This story is over 5 years old.

animal welfare

South Korea to Close Down Biggest Dog Meat Market in Run Up to the Olympics

Animal rights campaigners have long condemned the conditions at the Moran Market in Seongnam.

This article originally appeared on VICE News.

After years of criticism from animal welfare groups, a South Korean market selling dog meat for human consumption is finally facing new rules, imposed Monday. The restrictions come after complaints from local residents about the noise and smell, but authorities are also eager to stave off any international controversy before the country hosts the 2018 Winter Olympics. South Korea took similar measures prior to the 1988 Seoul Olympics and the 2002 World Cup.


Animal rights campaigners have long condemned the conditions at the Moran Market in Seongnam. But despite recent news headlines heralding the complete end of dog killing markets, the animal welfare charity CARE released a statement Wednesday, clarifying that dog meat will still be on sale at Moran market, and that only the display of live dogs and killing at onsite slaughterhouses will be stopped.

South Korea is a country more typically known for infectious pop songs, an intense education system, new technology and cute sheet masks. And yet the South Korean government is still struggling with the practise of eating dog meat among older, rural Koreans.

When it comes to how many dogs are killed for meat in South Korea each year, estimates vary, but some reports say the number of animals killed could be as high as 2.5 million. For a population of nearly 50 million Koreans, this number is fairly small, but it's a top concern for animal rights activists and repulsed outsiders used to western norms.

The city government for Seongnam, where Moran Market is located, had announced in December that dog slaughter and butchering would be banned in 2017. The 22 dog meat butcher businesses were to be permanently closed by May.

Vendors at the market keep live dogs in cages for customers to choose, and then slaughter the dogs openly. It annually sells 80,000 canines for consumption, according to the Korea Herald. The new rules will mean that customers will no longer be able to view the dogs, nor witness the killings.


Animal organizations and foreign press often give the impression that dog meat is widespread in Korea; it is not. Given the population of Korea and the number of dogs annually consumed here, a South Korean would eat one full dog during his 81 year life span. Compare that with a South Korean's actual yearly diet: 20.9 kg of pork, 11.5 kg of chicken and 10.3 kg of beef, according to a 2015 government report.

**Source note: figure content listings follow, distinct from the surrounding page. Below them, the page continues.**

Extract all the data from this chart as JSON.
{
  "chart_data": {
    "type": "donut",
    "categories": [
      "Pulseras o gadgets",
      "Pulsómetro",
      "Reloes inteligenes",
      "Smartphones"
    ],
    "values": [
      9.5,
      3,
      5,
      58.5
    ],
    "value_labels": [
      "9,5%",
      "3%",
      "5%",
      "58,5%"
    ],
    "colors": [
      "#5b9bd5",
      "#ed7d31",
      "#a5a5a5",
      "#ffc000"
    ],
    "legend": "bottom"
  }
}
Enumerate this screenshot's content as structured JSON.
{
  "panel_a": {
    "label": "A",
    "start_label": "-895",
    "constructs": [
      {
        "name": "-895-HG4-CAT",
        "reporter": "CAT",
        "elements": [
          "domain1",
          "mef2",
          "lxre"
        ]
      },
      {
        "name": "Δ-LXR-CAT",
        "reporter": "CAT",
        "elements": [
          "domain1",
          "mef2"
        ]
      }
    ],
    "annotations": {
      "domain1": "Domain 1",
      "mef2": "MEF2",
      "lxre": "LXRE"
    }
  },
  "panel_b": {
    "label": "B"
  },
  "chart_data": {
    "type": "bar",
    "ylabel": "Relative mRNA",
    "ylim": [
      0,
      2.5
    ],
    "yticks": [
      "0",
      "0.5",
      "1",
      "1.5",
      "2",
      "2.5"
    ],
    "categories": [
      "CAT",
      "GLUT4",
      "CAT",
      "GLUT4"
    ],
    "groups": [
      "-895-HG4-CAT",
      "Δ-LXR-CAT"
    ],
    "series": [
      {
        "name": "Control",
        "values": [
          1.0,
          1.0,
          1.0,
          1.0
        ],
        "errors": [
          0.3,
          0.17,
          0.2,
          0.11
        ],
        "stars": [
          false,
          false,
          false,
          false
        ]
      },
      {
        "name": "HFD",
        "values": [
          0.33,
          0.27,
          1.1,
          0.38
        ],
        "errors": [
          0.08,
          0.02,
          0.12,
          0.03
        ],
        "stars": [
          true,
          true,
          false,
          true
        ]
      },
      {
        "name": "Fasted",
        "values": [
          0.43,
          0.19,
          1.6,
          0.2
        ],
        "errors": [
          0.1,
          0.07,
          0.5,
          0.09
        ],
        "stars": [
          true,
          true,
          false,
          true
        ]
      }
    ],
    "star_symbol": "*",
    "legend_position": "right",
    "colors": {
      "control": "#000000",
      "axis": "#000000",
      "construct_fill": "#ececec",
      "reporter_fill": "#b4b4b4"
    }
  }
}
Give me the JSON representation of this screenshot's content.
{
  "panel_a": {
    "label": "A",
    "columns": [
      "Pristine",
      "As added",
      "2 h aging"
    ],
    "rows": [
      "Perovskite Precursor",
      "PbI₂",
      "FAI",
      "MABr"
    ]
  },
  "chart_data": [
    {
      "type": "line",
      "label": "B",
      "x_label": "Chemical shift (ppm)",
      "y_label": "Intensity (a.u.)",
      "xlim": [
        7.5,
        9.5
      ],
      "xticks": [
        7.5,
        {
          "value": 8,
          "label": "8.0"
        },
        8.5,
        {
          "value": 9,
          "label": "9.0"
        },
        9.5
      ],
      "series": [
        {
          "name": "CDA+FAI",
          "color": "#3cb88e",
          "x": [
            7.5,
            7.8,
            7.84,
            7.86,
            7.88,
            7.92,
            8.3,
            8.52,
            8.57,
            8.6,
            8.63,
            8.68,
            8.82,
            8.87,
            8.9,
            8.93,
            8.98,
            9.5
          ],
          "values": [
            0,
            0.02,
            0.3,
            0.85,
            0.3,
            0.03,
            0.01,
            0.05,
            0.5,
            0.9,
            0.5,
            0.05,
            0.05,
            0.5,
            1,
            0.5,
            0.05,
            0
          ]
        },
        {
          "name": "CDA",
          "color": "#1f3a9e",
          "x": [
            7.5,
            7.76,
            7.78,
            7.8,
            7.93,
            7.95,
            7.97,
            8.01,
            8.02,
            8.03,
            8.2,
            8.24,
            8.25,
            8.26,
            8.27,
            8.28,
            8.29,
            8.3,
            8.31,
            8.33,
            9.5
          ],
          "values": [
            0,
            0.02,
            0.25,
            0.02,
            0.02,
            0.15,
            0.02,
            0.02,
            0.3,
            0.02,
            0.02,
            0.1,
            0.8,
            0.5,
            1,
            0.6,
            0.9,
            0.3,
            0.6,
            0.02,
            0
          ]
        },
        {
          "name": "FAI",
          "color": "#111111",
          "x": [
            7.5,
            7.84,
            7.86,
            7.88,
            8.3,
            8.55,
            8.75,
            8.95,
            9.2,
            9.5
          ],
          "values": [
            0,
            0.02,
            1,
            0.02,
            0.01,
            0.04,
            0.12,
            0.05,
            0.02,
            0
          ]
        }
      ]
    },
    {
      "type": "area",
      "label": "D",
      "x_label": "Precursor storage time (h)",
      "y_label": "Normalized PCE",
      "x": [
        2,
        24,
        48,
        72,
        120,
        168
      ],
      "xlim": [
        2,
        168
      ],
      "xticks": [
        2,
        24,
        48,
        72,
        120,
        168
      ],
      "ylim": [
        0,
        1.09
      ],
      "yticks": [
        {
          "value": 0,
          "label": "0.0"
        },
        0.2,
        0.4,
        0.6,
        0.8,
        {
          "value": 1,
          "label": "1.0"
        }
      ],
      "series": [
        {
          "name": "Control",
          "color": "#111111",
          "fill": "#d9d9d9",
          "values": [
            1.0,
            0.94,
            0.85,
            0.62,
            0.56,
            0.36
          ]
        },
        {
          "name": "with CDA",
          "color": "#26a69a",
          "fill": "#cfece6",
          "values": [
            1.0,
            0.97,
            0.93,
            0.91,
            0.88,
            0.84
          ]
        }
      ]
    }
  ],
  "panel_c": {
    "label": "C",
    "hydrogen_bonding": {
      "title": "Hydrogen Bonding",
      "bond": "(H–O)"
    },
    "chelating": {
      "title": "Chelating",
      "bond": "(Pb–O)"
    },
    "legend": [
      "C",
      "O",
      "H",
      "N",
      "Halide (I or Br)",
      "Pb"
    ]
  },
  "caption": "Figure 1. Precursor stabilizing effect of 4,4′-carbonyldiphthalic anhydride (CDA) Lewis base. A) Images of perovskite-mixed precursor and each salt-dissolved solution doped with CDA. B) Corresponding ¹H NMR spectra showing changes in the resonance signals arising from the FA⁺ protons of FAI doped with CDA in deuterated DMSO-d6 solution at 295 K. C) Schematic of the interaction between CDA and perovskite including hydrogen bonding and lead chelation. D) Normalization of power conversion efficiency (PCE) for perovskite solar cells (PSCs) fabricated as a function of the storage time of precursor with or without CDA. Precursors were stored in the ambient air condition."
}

So where does this tradition maintain? The answer is: far from South Korea's urban epicenters. The lifestyle for many of those in places like Seongnam is starkly different from that in Seoul, Busan or other major cities. You're more likely to buy your food and clothes from open air markets rather than a large mall. It does not feel like the 21st century in many rural areas, while the cities pulsate with cell phone stores on every block and 24-7 eateries.

Just as the landscapes differ, Koreans' attitudes about dog meat vary hugely. They're starkly divided among rural and urban, rich and poor, old and young. Typically, older rural folks are not opposed to eating dog meat. They say it's part of Korean culture, and insulting to Westerners simply because of some irrational taboo.

The upwardly mobile urban dwellers often feel disgusted by dog meat – being far more likely to Instagram a cute pup than eat it. A Gallup Korea study in 2015 found that only 17 percent of twentysomethings had tried dog meat in the last year, compared to 39 percent of those in their 50s and a third of people 60 or older.

There's a generational gap in how dog meat is viewed – in large part because South Korea has radically changed in the past 50 years. The country was prone to famines, foreign invaders, and dictators for much of the 20th century; its GDP was among the lowest worldwide. Now, it ranks high on global chartsfor living standards. As South Korea clawed itself out of poverty, the need to eat dog meat lessened — and the social censure increased.

During a press conference two months ago, Seongnam Mayor Lee Jae-myung – a rising political star – was concerned with Korea's image as a country that accepts the practise of eating dog. "Seongnam City will take the initiative to transform South Korea's image since 'The greatness of a nation can be judged by the way its animals are treated.'"

But for older Koreans, this new clampdown on dog meat is unfamiliar and daunting. Dog butchers at Moran Market worry that they might have suddenly lost their livelihood. One longtime vendor told the Korea Herald this week that it's nonsense for the government to force him to find a new job. "Can you eat food with your left hand when you were a right-handed person for your entire life?"